Y también tiró los mejunjes a la calle y todos cantaron cosas de moda, Goodness hides behind its gates, but even the President of the United States must sometimes stand naked. La dove c’era l’erba ora c’è una cittàààà, I need a place to hide away, y comentaron, Bob Dylan, Celentano, Il ragazzo della Via Gluck, It’s all right ma (I’m only bleeding).

– Yesterday -gritaron todos a coro, alegremente.

Hoy, el hoy que narraré, es una mañana que desconoce su nombre. La medianoche ha sonado y los grillos cantan más allá de la callejuela que conduce a mi casa. Jakob estacionará el Lincoln en una calle lateral del anillo periférico y todos bajaremos con desgano. El Negro cantará sin palabras, con ese zumbido dulce y ronco, con esa ternura-violencia de la gente que vive los extremos para que otros puedan gozar del dorado medio.

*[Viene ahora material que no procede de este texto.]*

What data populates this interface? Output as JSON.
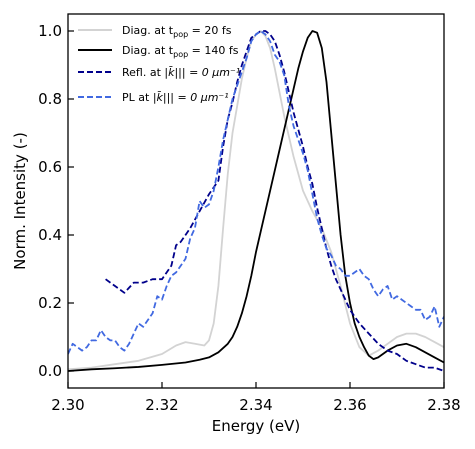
{
  "chart_data": {
    "type": "line",
    "xlabel": "Energy (eV)",
    "ylabel": "Norm. Intensity (-)",
    "xlim": [
      2.3,
      2.38
    ],
    "ylim": [
      -0.05,
      1.05
    ],
    "xticks": [
      "2.30",
      "2.32",
      "2.34",
      "2.36",
      "2.38"
    ],
    "yticks": [
      "0.0",
      "0.2",
      "0.4",
      "0.6",
      "0.8",
      "1.0"
    ],
    "xtick_values": [
      2.3,
      2.32,
      2.34,
      2.36,
      2.38
    ],
    "ytick_values": [
      0.0,
      0.2,
      0.4,
      0.6,
      0.8,
      1.0
    ],
    "legend_position": "top-left",
    "series": [
      {
        "key": "diag20",
        "legend": {
          "pre": "Diag. at t",
          "sub": "pop",
          "post": " = 20 fs"
        },
        "color": "#d3d3d3",
        "style": "solid",
        "x": [
          2.3,
          2.305,
          2.31,
          2.315,
          2.32,
          2.323,
          2.325,
          2.327,
          2.329,
          2.33,
          2.331,
          2.332,
          2.333,
          2.334,
          2.335,
          2.336,
          2.337,
          2.338,
          2.339,
          2.34,
          2.341,
          2.342,
          2.343,
          2.344,
          2.345,
          2.346,
          2.347,
          2.348,
          2.35,
          2.352,
          2.354,
          2.356,
          2.358,
          2.36,
          2.362,
          2.364,
          2.366,
          2.368,
          2.37,
          2.372,
          2.374,
          2.376,
          2.378,
          2.38
        ],
        "y": [
          0.005,
          0.01,
          0.02,
          0.03,
          0.05,
          0.075,
          0.085,
          0.08,
          0.075,
          0.09,
          0.14,
          0.25,
          0.42,
          0.58,
          0.7,
          0.78,
          0.86,
          0.92,
          0.97,
          0.99,
          1.0,
          0.985,
          0.95,
          0.89,
          0.82,
          0.75,
          0.69,
          0.63,
          0.53,
          0.47,
          0.42,
          0.35,
          0.25,
          0.14,
          0.07,
          0.045,
          0.06,
          0.08,
          0.1,
          0.11,
          0.11,
          0.1,
          0.085,
          0.07
        ]
      },
      {
        "key": "diag140",
        "legend": {
          "pre": "Diag. at t",
          "sub": "pop",
          "post": " = 140 fs"
        },
        "color": "#000000",
        "style": "solid",
        "x": [
          2.3,
          2.305,
          2.31,
          2.315,
          2.32,
          2.325,
          2.328,
          2.33,
          2.332,
          2.334,
          2.335,
          2.336,
          2.337,
          2.338,
          2.339,
          2.34,
          2.341,
          2.342,
          2.343,
          2.344,
          2.345,
          2.346,
          2.347,
          2.348,
          2.349,
          2.35,
          2.351,
          2.352,
          2.353,
          2.354,
          2.355,
          2.356,
          2.357,
          2.358,
          2.359,
          2.36,
          2.361,
          2.362,
          2.363,
          2.364,
          2.365,
          2.366,
          2.368,
          2.37,
          2.372,
          2.374,
          2.376,
          2.378,
          2.38
        ],
        "y": [
          0.0,
          0.005,
          0.008,
          0.012,
          0.018,
          0.025,
          0.033,
          0.04,
          0.055,
          0.08,
          0.1,
          0.13,
          0.17,
          0.22,
          0.28,
          0.35,
          0.41,
          0.47,
          0.53,
          0.59,
          0.65,
          0.71,
          0.77,
          0.83,
          0.89,
          0.94,
          0.98,
          1.0,
          0.995,
          0.95,
          0.85,
          0.7,
          0.55,
          0.4,
          0.28,
          0.2,
          0.14,
          0.1,
          0.07,
          0.045,
          0.035,
          0.04,
          0.06,
          0.075,
          0.08,
          0.07,
          0.055,
          0.04,
          0.025
        ]
      },
      {
        "key": "refl",
        "legend": {
          "pre": "Refl. at ",
          "math": "|k̄||| = 0 μm⁻¹"
        },
        "color": "#00008b",
        "style": "dashed",
        "x": [
          2.308,
          2.31,
          2.312,
          2.314,
          2.316,
          2.318,
          2.32,
          2.322,
          2.323,
          2.324,
          2.326,
          2.328,
          2.33,
          2.332,
          2.333,
          2.334,
          2.335,
          2.336,
          2.337,
          2.338,
          2.339,
          2.34,
          2.341,
          2.342,
          2.343,
          2.344,
          2.345,
          2.346,
          2.347,
          2.348,
          2.349,
          2.35,
          2.351,
          2.352,
          2.353,
          2.354,
          2.355,
          2.356,
          2.357,
          2.358,
          2.36,
          2.362,
          2.364,
          2.366,
          2.368,
          2.37,
          2.372,
          2.374,
          2.376,
          2.378,
          2.38
        ],
        "y": [
          0.27,
          0.25,
          0.23,
          0.26,
          0.26,
          0.27,
          0.27,
          0.31,
          0.37,
          0.38,
          0.42,
          0.47,
          0.52,
          0.56,
          0.66,
          0.74,
          0.79,
          0.85,
          0.9,
          0.94,
          0.98,
          0.99,
          1.0,
          1.0,
          0.99,
          0.97,
          0.93,
          0.88,
          0.82,
          0.76,
          0.71,
          0.66,
          0.6,
          0.55,
          0.48,
          0.42,
          0.36,
          0.31,
          0.27,
          0.24,
          0.18,
          0.14,
          0.11,
          0.08,
          0.06,
          0.05,
          0.03,
          0.02,
          0.01,
          0.01,
          0.0
        ]
      },
      {
        "key": "pl",
        "legend": {
          "pre": "PL at ",
          "math": "|k̄||| = 0 μm⁻¹"
        },
        "color": "#4169e1",
        "style": "dashed",
        "x": [
          2.3,
          2.301,
          2.302,
          2.303,
          2.304,
          2.305,
          2.306,
          2.307,
          2.308,
          2.309,
          2.31,
          2.311,
          2.312,
          2.313,
          2.314,
          2.315,
          2.316,
          2.317,
          2.318,
          2.319,
          2.32,
          2.321,
          2.322,
          2.323,
          2.324,
          2.325,
          2.326,
          2.327,
          2.328,
          2.329,
          2.33,
          2.331,
          2.332,
          2.333,
          2.334,
          2.335,
          2.336,
          2.337,
          2.338,
          2.339,
          2.34,
          2.341,
          2.342,
          2.343,
          2.344,
          2.345,
          2.346,
          2.347,
          2.348,
          2.349,
          2.35,
          2.351,
          2.352,
          2.353,
          2.354,
          2.355,
          2.356,
          2.357,
          2.358,
          2.359,
          2.36,
          2.361,
          2.362,
          2.363,
          2.364,
          2.365,
          2.366,
          2.367,
          2.368,
          2.369,
          2.37,
          2.371,
          2.372,
          2.373,
          2.374,
          2.375,
          2.376,
          2.377,
          2.378,
          2.379,
          2.38
        ],
        "y": [
          0.05,
          0.08,
          0.07,
          0.06,
          0.07,
          0.09,
          0.09,
          0.12,
          0.1,
          0.09,
          0.09,
          0.07,
          0.06,
          0.08,
          0.11,
          0.14,
          0.13,
          0.15,
          0.17,
          0.22,
          0.21,
          0.25,
          0.28,
          0.29,
          0.31,
          0.33,
          0.39,
          0.42,
          0.5,
          0.48,
          0.49,
          0.53,
          0.6,
          0.68,
          0.74,
          0.8,
          0.84,
          0.88,
          0.92,
          0.97,
          0.99,
          1.0,
          0.99,
          0.97,
          0.93,
          0.91,
          0.87,
          0.78,
          0.72,
          0.68,
          0.64,
          0.59,
          0.52,
          0.45,
          0.4,
          0.36,
          0.34,
          0.31,
          0.3,
          0.28,
          0.28,
          0.29,
          0.3,
          0.28,
          0.27,
          0.24,
          0.22,
          0.24,
          0.25,
          0.21,
          0.22,
          0.21,
          0.2,
          0.19,
          0.18,
          0.18,
          0.15,
          0.16,
          0.19,
          0.13,
          0.16
        ]
      }
    ]
  }
}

El Barbudo abrirá la cajuela y sacará ese bulto inerte y volverá a esconderlo entre las solapas de su gran levita de héroe romántico: las ciudades son cabezas de Goliat, dijo Ezequiel; yo digo que David es el caballero andante de los pavimentos, de David Rastignac a David Herzog. Y la Negra Morgana nuestro juez y la Pálida mi amor caminarán tomadas de la cintura y el Rosa las seguirá, faldero, arrastrando la guitarra eléctrica.